WHEN MARYLAND prison guards must forcibly remove an inmate from a cell, they are required to videotape the action. This is to document the "extraction" and determine if staffers followed procedure in restraining a prisoner. That's sound public policy because it protects the interests of the state and the rights of the imprisoned. When questions arise, the state has a ready -- and recorded -- response. For that reason, state prisons chief Mary Ann Saar's refusal to release such a videotape in the April death of inmate Ifeanyi A. Iko is unacceptable.
Her decision to withhold the tape until the conclusion of a pending federal civil rights investigation and all legal matters is a convenient excuse to delay answers to persistent questions in the case of Mr. Iko, a Nigerian immigrant and convicted drug dealer who was removed from his cell at the Western Correctional Institution April 30 and died hours later. The medical examiner ruled his death a homicide by asphyxiation.

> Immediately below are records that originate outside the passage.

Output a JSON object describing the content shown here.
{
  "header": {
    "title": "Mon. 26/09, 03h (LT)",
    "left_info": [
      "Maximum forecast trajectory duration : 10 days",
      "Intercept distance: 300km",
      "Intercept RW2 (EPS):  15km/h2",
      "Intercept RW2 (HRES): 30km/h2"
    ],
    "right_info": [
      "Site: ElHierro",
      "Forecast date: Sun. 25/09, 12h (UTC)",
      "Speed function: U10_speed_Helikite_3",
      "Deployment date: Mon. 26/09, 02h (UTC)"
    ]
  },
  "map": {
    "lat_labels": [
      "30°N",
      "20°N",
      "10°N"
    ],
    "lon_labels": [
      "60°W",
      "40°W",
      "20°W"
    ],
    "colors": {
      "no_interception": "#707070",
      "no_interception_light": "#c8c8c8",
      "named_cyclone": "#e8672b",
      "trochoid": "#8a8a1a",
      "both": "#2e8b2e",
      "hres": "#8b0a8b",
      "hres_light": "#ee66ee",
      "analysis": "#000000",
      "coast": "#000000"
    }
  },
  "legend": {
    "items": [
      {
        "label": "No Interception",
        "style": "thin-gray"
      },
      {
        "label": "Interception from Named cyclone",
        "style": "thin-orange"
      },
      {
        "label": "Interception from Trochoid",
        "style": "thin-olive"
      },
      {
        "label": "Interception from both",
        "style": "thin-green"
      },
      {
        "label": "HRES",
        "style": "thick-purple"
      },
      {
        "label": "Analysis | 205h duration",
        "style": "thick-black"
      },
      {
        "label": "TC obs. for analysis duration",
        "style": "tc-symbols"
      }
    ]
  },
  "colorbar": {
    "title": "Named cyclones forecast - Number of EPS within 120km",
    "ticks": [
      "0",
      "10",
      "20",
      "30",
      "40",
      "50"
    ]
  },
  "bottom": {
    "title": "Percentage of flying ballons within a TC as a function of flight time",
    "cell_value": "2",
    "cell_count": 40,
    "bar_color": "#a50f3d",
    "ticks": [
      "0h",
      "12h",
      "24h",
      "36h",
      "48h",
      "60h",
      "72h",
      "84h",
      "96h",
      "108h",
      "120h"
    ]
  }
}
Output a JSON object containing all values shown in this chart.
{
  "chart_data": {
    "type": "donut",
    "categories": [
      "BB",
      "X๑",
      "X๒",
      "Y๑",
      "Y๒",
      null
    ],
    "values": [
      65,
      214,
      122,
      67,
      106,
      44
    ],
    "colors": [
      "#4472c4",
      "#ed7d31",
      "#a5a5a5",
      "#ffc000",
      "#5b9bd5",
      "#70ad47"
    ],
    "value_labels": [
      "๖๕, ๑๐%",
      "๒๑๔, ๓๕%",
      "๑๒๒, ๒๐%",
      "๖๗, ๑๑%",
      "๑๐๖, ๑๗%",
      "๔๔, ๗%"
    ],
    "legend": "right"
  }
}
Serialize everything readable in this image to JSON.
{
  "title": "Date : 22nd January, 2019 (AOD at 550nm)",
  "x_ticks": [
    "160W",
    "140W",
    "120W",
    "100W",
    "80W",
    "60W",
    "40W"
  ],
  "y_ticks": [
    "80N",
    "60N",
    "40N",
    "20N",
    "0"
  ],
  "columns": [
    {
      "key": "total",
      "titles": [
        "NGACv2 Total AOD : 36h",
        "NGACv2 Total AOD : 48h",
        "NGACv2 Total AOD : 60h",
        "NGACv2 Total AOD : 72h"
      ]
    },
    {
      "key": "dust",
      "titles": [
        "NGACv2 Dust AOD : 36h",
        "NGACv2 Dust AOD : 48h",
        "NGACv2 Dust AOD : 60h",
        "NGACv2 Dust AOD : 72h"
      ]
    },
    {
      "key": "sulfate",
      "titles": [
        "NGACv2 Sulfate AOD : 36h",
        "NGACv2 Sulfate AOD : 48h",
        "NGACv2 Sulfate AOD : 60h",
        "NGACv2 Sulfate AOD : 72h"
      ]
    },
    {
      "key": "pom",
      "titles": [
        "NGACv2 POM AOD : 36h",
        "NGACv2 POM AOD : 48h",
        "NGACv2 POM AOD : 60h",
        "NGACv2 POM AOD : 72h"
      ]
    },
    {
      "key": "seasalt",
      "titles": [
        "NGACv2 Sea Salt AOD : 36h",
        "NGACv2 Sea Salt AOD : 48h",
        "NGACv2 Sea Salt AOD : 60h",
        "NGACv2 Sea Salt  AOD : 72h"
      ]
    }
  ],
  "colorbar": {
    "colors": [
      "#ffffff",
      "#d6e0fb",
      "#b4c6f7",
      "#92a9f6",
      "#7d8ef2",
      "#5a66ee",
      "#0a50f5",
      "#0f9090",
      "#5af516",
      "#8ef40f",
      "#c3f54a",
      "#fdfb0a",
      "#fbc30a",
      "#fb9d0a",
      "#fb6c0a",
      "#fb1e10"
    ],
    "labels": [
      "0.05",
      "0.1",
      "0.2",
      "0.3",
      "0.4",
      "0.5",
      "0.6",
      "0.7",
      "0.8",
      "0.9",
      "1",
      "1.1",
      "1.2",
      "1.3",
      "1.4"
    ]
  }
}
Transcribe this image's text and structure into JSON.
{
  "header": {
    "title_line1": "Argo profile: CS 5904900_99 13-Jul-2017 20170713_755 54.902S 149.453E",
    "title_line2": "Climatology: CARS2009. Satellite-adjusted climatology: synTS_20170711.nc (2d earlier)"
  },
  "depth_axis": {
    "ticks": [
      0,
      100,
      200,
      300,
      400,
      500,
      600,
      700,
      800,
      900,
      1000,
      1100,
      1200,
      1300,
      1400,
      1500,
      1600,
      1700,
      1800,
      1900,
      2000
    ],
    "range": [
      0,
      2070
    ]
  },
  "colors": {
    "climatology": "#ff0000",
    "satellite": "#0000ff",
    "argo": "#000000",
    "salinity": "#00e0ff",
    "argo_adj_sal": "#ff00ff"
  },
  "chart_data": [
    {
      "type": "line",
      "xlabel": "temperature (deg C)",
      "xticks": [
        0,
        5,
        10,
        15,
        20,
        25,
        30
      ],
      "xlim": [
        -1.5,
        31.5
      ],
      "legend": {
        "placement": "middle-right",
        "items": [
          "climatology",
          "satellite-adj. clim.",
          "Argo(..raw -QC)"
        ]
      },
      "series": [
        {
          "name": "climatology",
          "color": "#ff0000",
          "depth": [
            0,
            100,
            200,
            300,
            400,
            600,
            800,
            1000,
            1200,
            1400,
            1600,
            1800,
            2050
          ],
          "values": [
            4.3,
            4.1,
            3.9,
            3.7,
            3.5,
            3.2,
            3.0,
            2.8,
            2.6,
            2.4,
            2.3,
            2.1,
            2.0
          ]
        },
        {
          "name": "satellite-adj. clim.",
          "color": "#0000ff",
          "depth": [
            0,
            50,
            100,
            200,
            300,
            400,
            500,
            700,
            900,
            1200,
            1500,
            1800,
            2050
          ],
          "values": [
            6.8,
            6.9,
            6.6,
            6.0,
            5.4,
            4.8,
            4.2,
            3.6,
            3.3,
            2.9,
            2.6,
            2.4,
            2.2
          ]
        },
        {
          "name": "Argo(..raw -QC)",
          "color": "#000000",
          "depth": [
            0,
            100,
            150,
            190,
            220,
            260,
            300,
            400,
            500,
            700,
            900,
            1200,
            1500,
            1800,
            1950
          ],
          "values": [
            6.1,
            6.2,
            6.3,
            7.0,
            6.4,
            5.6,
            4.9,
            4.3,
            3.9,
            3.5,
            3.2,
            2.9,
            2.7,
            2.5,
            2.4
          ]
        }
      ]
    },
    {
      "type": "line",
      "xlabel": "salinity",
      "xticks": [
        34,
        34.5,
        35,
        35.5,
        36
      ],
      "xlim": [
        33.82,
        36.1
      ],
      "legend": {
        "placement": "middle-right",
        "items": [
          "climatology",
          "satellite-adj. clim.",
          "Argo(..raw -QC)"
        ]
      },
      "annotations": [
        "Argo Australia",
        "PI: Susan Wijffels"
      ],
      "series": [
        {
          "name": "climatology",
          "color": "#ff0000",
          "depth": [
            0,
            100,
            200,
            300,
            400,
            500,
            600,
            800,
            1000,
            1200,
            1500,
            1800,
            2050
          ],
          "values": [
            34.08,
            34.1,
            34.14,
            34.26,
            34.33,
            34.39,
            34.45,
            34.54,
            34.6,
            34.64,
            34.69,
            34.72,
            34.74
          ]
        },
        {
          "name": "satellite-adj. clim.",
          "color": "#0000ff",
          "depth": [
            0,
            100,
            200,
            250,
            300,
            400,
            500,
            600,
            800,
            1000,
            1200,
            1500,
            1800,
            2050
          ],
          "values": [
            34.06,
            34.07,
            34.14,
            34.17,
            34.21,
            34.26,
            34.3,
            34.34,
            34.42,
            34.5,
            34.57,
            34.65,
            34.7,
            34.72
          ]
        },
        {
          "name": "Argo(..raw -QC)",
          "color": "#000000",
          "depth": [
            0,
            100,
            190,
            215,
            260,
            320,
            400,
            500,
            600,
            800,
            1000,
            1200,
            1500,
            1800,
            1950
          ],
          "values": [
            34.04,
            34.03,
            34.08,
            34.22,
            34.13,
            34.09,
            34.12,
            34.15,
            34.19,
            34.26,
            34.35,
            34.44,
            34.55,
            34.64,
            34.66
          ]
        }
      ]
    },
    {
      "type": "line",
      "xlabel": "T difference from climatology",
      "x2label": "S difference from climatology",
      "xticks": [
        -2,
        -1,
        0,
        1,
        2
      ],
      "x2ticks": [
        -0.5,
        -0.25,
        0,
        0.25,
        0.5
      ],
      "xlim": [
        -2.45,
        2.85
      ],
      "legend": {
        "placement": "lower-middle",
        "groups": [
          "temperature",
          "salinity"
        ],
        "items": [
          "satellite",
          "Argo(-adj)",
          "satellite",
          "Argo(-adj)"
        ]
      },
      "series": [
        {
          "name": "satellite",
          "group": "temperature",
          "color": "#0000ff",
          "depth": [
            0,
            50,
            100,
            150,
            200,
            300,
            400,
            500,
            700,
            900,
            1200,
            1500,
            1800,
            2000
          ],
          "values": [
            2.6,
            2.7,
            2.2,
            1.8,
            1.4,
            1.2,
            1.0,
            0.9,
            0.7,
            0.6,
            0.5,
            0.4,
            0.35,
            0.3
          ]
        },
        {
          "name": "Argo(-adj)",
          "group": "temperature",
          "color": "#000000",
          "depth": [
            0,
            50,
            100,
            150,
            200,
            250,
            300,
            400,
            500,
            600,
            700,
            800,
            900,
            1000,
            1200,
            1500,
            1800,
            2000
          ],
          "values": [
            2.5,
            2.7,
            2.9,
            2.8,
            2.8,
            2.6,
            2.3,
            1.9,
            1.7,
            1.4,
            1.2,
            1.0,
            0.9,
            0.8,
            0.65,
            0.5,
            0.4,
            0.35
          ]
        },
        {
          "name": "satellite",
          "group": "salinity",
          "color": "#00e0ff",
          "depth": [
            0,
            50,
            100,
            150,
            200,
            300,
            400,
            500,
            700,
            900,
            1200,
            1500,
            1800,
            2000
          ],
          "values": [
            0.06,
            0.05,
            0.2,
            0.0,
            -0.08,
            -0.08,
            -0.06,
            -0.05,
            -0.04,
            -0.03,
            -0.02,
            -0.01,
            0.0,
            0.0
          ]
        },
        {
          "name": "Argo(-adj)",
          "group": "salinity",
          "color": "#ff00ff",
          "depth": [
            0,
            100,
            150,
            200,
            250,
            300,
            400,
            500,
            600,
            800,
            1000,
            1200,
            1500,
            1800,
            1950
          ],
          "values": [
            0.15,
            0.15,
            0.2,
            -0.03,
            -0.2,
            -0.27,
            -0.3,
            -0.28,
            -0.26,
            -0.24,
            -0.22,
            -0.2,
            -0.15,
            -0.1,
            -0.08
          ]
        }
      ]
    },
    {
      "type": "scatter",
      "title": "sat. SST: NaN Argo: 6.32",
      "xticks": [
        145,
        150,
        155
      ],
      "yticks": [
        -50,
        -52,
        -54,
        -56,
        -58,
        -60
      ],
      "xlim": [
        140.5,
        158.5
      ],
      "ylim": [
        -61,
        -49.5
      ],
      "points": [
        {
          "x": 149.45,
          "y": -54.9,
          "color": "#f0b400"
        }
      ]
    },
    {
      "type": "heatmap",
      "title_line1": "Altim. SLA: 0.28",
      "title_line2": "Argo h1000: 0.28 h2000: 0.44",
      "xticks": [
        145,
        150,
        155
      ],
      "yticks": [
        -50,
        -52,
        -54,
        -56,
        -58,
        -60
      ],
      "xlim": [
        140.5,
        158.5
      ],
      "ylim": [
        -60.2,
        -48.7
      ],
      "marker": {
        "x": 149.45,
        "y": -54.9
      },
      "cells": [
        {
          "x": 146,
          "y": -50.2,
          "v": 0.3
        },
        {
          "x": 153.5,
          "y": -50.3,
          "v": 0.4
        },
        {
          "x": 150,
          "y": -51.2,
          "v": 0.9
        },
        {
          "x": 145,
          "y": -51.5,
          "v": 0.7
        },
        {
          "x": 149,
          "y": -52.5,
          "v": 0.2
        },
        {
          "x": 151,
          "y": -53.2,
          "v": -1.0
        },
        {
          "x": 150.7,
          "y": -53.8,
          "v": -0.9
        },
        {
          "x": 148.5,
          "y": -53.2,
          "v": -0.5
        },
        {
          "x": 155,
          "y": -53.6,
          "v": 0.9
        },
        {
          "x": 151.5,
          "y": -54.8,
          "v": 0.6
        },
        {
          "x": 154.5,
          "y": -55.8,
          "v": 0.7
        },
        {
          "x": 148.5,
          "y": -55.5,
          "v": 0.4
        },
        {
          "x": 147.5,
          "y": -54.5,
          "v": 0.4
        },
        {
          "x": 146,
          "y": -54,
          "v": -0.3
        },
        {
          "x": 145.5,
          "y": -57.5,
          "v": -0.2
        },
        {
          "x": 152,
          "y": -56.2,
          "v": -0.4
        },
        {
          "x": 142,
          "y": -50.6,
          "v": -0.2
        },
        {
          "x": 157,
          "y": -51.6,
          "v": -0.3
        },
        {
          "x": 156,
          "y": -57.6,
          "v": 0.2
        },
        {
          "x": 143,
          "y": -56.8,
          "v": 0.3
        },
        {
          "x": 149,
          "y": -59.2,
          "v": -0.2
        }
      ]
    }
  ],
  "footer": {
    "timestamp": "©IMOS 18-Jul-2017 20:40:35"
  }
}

An investigation into Mr. Iko's death by The Sun raised serious questions about the handling of this troubled and troublesome inmate, whom prison officials had referred for psychological evaluation. Ms. Saar's refusal to release the tape perpetuates the suspicion that the state is hiding something. Evidence that prison guards bombarded Mr. Iko with excessive amounts of pepper spray in violation of prison policies? That they mistreated the beefy inmate who had refused repeated requests to leave his cell? That they failed to medically monitor him?